Heather Gautney Congressional fellow serving in the Office of Senator Bernie Sanders (I-VT)
American culture is shaped by a strong work ethic and pioneer mentality, in which personal success is believed to hinge upon one’s level of tenacity. The high value we place on work and individual achievement accordingly shapes our social welfare system, in which programs like unemployment insurance, Social Security, and health care remain pegged to employment – and so-called “entitlements” are framed as something we must keep earning, rather than a benefit of membership in our society, or a fundamental human right.
Some Americans work to achieve status or self-actualization, but far too many toil simply to stay afloat and feed their families. With increasing numbers of well-paying, full-time jobs being outsourced or reorganized as part-time and contingent, more and more people are forced to work an extra shift, take a second job, and forego time off with their families. Add high rents, increased cost of living and education, stagnant wages and mobility, and the looming threat of unemployment to the mix and you have a truly egregious social problem: a working poor numbering over 10 million, and a much larger middle class without social safety nets – literally working itself to death.
Many European countries are known for their high standards of living, which this year spurred the World Bank to name the European Union a “lifestyle superpower.” European social systems can provide us with important insights in to how we might start to rethink our relationship to our work and our lives, and the political linkage between employment and social welfare in our society.
Despite the illusion that European workers lack ambition, countries with strong social welfare systems, like Germany and those in Scandinavia, boast high productivity among their workforces and admirable levels of business and technological innovation. In fact, “total employment” has become a mantra across E.U. governments, targeting their national welfare programs to keep people working and publically engaged. Childcare, maternity and paternity policies, for example, enable mothers to keep their jobs, while letting fathers spend more time with their children. Public schools far outnumber the private and exclusive, yet European students continue to dominate international rankings. Unemployment insurance and universal health care allow people to remain active in their society and economy, even when job markets destabilize. And since such benefits are largely universal, rather than job-dependent, normal downturns in a person’s life, like unemployment, sickness, or caring for an elderly family member, do not result in economic catastrophe and social isolation.
Ironically, workers in some of the most productive and educated countries in Europe also enjoy shorter working days, and copious amounts of vacation and leave time—seemingly opulent by U.S. standards. For example, Austria’s level of productivity has essentially paralleled that of the United States over the last couple of years, yet their workers are afforded markedly more time off the job. During the first year of employment, Austrians enjoy a full month of vacation time, plus 13 paid public holidays. After six years, they get 36 days of paid vacation, plus holidays, totaling more than two months off with pay, in addition to paid sick and family leave. In the United States, the average worker gets only 9 days of paid annual leave, and unfortunately, that number already includes sick time.
In 2007, the Project on Global Working Families conducted a workforce study, involving 180 countries.
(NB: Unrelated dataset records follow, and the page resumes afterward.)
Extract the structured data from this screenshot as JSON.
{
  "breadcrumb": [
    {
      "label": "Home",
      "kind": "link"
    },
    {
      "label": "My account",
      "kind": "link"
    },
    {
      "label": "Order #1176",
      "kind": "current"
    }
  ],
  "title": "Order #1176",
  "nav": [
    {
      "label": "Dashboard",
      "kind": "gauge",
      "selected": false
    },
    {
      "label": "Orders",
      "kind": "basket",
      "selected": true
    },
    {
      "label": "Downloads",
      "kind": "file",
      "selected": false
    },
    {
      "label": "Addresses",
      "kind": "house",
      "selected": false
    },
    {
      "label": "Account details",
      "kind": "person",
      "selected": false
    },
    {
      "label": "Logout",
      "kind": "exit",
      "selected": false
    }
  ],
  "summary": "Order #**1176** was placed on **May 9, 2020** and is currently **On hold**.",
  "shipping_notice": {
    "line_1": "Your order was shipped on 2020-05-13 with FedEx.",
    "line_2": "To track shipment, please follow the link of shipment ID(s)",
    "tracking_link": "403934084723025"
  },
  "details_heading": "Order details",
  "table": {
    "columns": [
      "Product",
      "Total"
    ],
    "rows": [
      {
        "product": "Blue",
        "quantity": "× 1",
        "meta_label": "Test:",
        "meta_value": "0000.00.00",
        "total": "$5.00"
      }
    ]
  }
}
It found that 137 of them mandated paid annual leave, and 121 guaranteed two weeks or more leave time per year; the U.S. government, by contrast, does not require employers to provide paid leave. Worse, however, the study found that at least 134 countries fix the maximum length of the work week; while the United States does nothing to limit the work week or mandatory overtime. Twenty-eight of the countries in the study restrict or prohibit night work, and 50 of them have government-mandated evening and night wage premiums; the United States does not restrict or guarantee premiums for night work. Finally, at least 126 of the countries in the study require employers to provide a day of rest each week; the United States has no such guarantees – American workers can be made to work around the clock.
Europeans enjoy such benefits and protections because corporations are legally required to provide them. Not so in the United States. In fact, U.S. labor law primarily focuses on protecting citizens against unlawful discrimination, while working conditions and wages are largely secured through contracts. It should come as no surprise that workers who secure contracts though collective bargaining do remarkably better than their non-unionized counterparts. According to the Economic Policy Institute, union employees enjoy higher wages by almost 14 percent. They are 18 percent more likely to have health insurance, 22 percent more likely to have pension coverage, and 3 percent more likely to have paid leave. Not coincidentally, union coverage is much higher in Europe. Just under 18 percent of U.S. workers are covered by labor agreements, compared to two-thirds of workers across the European Union. In the Nordic regions, as well as Austria and the Netherlands, coverage rises to 90 percent or more.
At its best, a core ethic of unionism is the belief that people do better working for a common good, rather than trying to outdo each other in what’s become, for most of us, a veritable race to the bottom. Let’s extend our superpower aspirations to include collective well-being and universal safety nets, instead of buying into the false promise of competition and elitism that has the majority of us living to work, rather than working to live.